General information
- Location: Veera Desai Industrial Estate, Jogeshwari West, Mumbai, Maharashtra 400047
- Coordinates: 19°08′27″N 72°49′54″E﻿ / ﻿19.1406979°N 72.8317139°E
- Owner: Mumbai Metropolitan Region Development Authority
- Operator: Maha Mumbai Metro Operation Corporation Ltd.
- Line: Line 2A
- Platforms: 2 side platforms
- Connections: Line 6 (Under-construction)

Construction
- Structure type: Elevated
- Parking: No

Other information
- Station code: 216

History
- Opened: 19 January 2023; 3 years ago

Services
| Preceding station | Mumbai Metro |  |  | Following station |
| Andheri (West) Terminus |  | Line 2A |  | Oshiwara towards Dahisar (East) |

Route map

Location

= Lower Oshiwara metro station =

Mumbai Metro's Yellow Line 2A metro station

Lower Oshiwara is an elevated metro station on the North-South corridor of the Yellow Line 2A of Mumbai Metro in Mumbai, India. This station is located in Jogeshwari West, Mumbai.
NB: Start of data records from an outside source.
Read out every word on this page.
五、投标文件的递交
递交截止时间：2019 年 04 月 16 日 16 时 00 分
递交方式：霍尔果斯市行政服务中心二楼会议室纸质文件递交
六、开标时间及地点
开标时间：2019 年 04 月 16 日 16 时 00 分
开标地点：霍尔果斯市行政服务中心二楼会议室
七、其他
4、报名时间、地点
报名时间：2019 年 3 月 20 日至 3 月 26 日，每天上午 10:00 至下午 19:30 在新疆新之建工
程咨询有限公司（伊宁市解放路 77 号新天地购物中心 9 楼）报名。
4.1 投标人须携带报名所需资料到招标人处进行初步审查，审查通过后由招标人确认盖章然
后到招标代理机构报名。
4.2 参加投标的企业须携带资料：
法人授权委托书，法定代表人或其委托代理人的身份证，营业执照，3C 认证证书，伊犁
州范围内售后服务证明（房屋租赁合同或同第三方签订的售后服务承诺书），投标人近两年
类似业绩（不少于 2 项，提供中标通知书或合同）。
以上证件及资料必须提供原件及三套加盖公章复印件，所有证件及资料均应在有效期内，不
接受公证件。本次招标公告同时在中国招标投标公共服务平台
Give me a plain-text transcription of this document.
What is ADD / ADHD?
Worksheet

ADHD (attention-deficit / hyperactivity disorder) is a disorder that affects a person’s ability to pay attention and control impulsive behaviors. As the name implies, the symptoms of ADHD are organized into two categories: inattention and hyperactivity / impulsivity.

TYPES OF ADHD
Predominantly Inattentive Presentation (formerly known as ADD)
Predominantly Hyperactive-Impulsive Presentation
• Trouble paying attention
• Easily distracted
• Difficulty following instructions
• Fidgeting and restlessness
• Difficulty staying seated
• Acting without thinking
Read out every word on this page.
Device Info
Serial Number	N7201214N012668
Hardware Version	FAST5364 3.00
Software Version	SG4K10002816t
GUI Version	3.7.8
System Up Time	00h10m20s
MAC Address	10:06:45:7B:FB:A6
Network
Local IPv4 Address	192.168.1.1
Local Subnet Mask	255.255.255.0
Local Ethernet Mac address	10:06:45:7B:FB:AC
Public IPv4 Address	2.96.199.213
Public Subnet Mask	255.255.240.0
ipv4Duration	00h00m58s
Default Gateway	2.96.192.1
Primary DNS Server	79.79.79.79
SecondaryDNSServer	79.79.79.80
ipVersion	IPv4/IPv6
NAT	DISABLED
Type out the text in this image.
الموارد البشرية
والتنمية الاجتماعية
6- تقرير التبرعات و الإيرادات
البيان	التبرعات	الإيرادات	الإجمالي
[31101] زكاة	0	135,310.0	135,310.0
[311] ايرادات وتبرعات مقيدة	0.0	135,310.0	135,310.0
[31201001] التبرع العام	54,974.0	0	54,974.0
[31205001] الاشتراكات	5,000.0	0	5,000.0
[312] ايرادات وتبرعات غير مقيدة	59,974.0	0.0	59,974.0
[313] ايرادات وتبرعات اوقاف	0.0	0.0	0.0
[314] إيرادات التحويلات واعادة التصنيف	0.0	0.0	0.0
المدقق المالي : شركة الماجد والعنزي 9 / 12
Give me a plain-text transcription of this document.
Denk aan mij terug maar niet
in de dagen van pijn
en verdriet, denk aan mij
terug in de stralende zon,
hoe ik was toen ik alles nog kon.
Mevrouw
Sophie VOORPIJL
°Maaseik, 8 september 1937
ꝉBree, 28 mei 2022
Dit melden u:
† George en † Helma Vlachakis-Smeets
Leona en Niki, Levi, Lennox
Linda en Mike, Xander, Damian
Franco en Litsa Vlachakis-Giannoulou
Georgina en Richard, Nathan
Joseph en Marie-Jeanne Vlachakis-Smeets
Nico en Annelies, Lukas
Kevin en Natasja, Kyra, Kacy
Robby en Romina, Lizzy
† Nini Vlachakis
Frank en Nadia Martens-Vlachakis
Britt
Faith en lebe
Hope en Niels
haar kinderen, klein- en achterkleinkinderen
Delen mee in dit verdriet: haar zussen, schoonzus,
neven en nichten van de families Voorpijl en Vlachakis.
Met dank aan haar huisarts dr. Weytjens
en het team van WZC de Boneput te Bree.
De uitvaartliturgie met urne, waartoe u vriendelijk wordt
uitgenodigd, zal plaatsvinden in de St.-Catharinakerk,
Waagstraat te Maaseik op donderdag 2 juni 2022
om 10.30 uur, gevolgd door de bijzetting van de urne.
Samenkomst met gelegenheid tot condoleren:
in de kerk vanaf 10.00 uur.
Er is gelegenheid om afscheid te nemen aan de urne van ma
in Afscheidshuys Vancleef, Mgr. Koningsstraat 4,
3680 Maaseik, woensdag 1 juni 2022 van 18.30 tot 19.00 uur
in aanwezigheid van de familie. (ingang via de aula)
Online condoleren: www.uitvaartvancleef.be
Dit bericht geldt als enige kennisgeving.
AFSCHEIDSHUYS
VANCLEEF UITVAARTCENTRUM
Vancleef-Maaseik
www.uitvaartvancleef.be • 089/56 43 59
This station is owned by the Mumbai Metropolitan Region Development Authority (MMRDA), and was inaugurated on 19 January 2023.

== History ==
Trial runs on section 2A from Dahanukarwadi to Dahisar East has started from 31 May 2021. Dahisar East commercial operations began on 3 April 2022 with the First phase of line 2A.

== Station layout ==
| 2nd Floor | Side platform |
| Platform 1 | towards (Oshiwara) → |
| Platform 2 | ← towards (terminus) |
Side platform
| 1st Floor | Mezzanine | Fare control, station agent, Metro QR ticket vending machines, crossover |
| Ground | Street level | Exit/Entrance |

=== Power and signaling system ===
Like all other stations and railways of Mumbai metro, Lower Oshiwara station also uses 25,000 volt AC power system by overhead catenary to operate the trains.